Paediatric post-traumatic pseudoaneurysms are rare but potentially serious lesions. Although they are more frequent in children under 1 year, especially in neonates, post-traumatic pseudoaneurysms can also occur in older patients, as was the case of 1 of the patients in this case series.

Pseudoaneurysm should be suspected in the presence of a progressively growing pulsatile mass following manipulation of a vascular access line, and external compression should be initiated as soon as possible. The diagnosis is confirmed by imaging, and Doppler ultrasound is considered the gold standard. The yin–yang sign is commonly observed in the Doppler ultrasound scan, but its specificity is only moderate.6 Doppler flow imaging showing antegrade flow during systole and retrograde flow during diastole allows diagnosis of arterial pseudoaneurysm (but not venous pseudoaneurysm).

The use of other diagnostic techniques should be adapted to each individual clinical scenario (for instance, if a paediatrics or anaesthesia team capable of performing sedation is available to perform a MRA, or axial multiphase CTA delayed phase imaging is chosen, taking into account the significant exposure to radiation that it entails).
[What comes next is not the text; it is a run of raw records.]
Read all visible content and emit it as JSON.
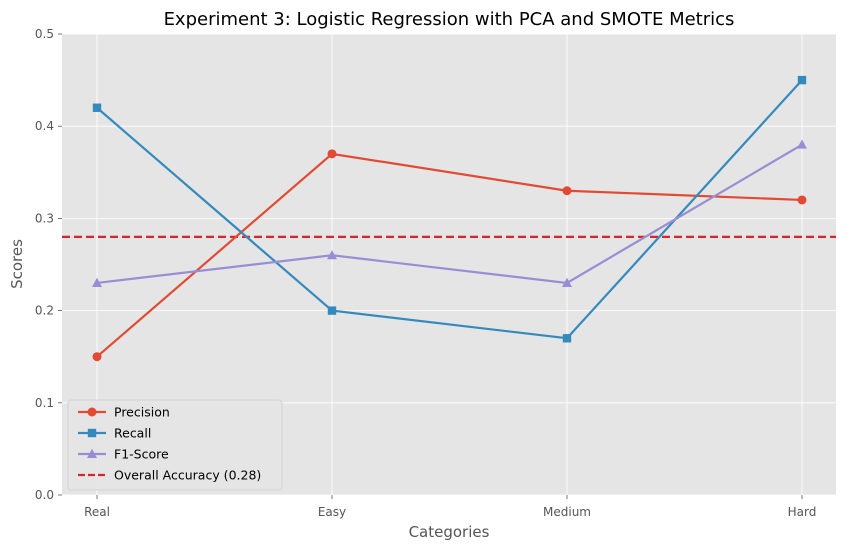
{
  "chart_data": {
    "type": "line",
    "title": "Experiment 3: Logistic Regression with PCA and SMOTE Metrics",
    "xlabel": "Categories",
    "ylabel": "Scores",
    "categories": [
      "Real",
      "Easy",
      "Medium",
      "Hard"
    ],
    "ylim": [
      0,
      0.5
    ],
    "yticks": [
      "0.0",
      "0.1",
      "0.2",
      "0.3",
      "0.4",
      "0.5"
    ],
    "grid": true,
    "legend_position": "lower-left",
    "series": [
      {
        "name": "Precision",
        "values": [
          0.15,
          0.37,
          0.33,
          0.32
        ],
        "color": "#E24A33",
        "marker": "circle"
      },
      {
        "name": "Recall",
        "values": [
          0.42,
          0.2,
          0.17,
          0.45
        ],
        "color": "#348ABD",
        "marker": "square"
      },
      {
        "name": "F1-Score",
        "values": [
          0.23,
          0.26,
          0.23,
          0.38
        ],
        "color": "#988ED5",
        "marker": "triangle"
      }
    ],
    "reference_line": {
      "name": "Overall Accuracy (0.28)",
      "value": 0.28,
      "color": "#D62728",
      "style": "dashed"
    }
  }
}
In recent years, new therapeutic options have emerged, such as ultrasound-guided intralesional thrombin injection or endovascular treatment. However, the clinical experience with these modalities in paediatric patients is scarce and should be interpreted with caution given the absence of specific studies supporting their use.

We ought to note that intralesional thrombin injection requires a prior echocardiogram to exclude the presence of an atrial septal defect or patent foramen ovale, in case of possible migration of the injected material (a rare complication, but one that may occur in the case of atrial septal defect). This is especially relevant when the pseudoaneurysm involves the venous territory.

Withholding treatment with close monitoring is a reasonable approach to management in patients with long-standing post-traumatic pseudoaneurysms that have been stable over time, although the experience with this type of case is limited in our hospital.

Although there are no clinical guidelines for the management of post-traumatic pseudoaneurysms in the paediatric population, it is assumed that the risk factors for rupture are similar to those in adult cases of pseudoaneurysm (maximum diameter, morphology, etc.). In our experience, the initial management should be surgical, unless, as happened in one of our patients, there is evidence of long-standing aneurysmal stability, in which case conservative management may be a reasonable option.

Nevertheless, in our experience, surgery performed by an experienced specialist is a curative treatment with optimal short- and long-term results.

One of the main barriers is the lack of surgical training on a highly infrequent and technically complex pathology. Some feasible options to facilitate such training would be experimental microsurgery courses, specific rotations in vascular surgery departments or the use of artificial vascular simulators (with 3D printing, silicone prostheses, etc.).

When it comes to the prevention of post-traumatic pseudoaneurysms, clinicians who treat children, especially infants under 1 year of age, should receive specific training on vascular access management to reduce the risk of iatrogenic lesions.